Power consumption as a build metric
For the number of tests we run and the throughput we would want we could technically throw more hardware at this problem. But thta wouldn’t achieve much. Especially throwing more hardware means buying more resources - racks, machines, networking etc. The constraints we face are not how much hardware we can buy but how much it costs to run more hardware. We are now limited by how much electricity we consume and how much network bandwidth we use at our data center - because that is the cost that rapidly grows. With newest hardware and its increased resilience - the comparitive costs justify adding more hardware, but for their power needs and space needs we cannot do so.
Fast Feedback, Fast Feedback, Fast Feedback
But what about FAST feedback? you might ask. We also think the same - we want fast feedback.
Certainly 40 mins is long enough. How do we get faster then? How did we get faster in the past?
We previously had a 2+ hour long build.(I can feel the cringe). We took it upon ourselves to shorten it slowly but surely. A lot of effort went into profiling the build and identifying bottlenecks.
Another thing we did was reduce the number of stages in our pipeline and heavily parallelize. We also pruned/postponed tests that were for the slowly/not changing parts of the application. So frequently changing modules were built for fast feedback.

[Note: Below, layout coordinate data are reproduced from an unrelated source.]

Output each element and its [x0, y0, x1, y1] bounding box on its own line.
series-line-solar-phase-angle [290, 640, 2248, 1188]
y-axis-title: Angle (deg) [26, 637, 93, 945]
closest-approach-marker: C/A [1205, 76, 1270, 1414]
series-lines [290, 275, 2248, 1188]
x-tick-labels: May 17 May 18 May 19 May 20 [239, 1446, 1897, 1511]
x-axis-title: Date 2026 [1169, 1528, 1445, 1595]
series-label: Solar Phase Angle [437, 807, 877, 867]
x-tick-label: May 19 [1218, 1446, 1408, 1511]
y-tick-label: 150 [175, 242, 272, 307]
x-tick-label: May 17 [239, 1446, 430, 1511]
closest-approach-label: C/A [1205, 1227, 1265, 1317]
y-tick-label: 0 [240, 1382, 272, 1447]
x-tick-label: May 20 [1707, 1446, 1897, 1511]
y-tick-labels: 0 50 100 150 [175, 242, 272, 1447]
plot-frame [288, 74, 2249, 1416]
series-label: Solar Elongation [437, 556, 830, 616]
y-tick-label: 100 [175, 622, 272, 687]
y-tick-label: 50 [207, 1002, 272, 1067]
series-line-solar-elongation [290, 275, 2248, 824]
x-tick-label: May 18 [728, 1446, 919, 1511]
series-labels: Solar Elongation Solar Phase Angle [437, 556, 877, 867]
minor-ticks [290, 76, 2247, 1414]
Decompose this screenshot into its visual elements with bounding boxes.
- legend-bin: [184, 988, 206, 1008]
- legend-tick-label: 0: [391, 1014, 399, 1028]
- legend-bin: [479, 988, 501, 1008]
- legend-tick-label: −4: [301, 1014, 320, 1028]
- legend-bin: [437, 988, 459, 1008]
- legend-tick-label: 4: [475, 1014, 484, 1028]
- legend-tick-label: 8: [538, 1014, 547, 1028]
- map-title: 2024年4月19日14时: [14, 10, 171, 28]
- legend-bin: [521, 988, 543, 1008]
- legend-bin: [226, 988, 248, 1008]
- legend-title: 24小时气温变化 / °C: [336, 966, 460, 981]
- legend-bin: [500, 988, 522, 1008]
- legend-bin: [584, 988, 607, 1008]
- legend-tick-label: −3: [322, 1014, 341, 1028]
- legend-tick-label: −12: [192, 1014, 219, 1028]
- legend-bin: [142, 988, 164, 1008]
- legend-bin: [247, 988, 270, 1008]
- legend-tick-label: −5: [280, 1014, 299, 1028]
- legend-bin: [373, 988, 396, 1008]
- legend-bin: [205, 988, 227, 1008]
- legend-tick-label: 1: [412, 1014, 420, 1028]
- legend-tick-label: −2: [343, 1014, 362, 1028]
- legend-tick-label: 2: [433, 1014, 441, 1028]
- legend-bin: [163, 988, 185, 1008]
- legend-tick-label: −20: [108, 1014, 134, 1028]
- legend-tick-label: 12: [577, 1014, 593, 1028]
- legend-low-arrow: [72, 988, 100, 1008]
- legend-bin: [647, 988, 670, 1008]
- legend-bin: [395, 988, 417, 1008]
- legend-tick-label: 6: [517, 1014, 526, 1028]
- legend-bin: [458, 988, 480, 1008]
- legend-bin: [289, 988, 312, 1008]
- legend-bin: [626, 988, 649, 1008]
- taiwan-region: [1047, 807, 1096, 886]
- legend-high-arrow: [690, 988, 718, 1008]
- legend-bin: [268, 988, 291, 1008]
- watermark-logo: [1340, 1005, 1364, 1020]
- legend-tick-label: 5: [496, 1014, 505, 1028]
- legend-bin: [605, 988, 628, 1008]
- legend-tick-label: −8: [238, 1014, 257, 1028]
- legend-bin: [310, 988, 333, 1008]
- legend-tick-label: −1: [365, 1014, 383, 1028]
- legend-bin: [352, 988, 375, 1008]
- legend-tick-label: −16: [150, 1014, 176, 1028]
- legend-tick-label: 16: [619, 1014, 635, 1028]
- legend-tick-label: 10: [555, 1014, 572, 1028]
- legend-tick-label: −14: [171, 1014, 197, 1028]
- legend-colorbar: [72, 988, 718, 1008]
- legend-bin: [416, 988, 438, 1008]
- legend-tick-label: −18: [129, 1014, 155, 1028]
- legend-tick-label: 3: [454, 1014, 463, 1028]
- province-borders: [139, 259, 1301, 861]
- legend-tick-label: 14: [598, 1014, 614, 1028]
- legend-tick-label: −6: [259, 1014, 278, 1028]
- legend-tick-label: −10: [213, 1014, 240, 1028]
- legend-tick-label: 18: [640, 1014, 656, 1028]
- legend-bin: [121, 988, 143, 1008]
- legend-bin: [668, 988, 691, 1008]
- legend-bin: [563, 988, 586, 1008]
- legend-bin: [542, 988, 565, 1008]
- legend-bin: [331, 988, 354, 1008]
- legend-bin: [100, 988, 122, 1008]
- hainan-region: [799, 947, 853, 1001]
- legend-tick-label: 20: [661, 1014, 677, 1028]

We picked a different tool to replace some of our acceptance tests and are migrating to using capybara and webdriver for new tests or rewriting tests.
Slowly but certainly we are deprecating/deleting acceptance tests that are flaky/broken or in general do not seem focused enough. Along with these tests that are not able to explain the features - succintly are moved over and rewritten in rspec.
This strategy has yielded great results for us. If we continue this exercise we can certainly make our build even faster.
I am hoping some of these insights will help you fix your build issues.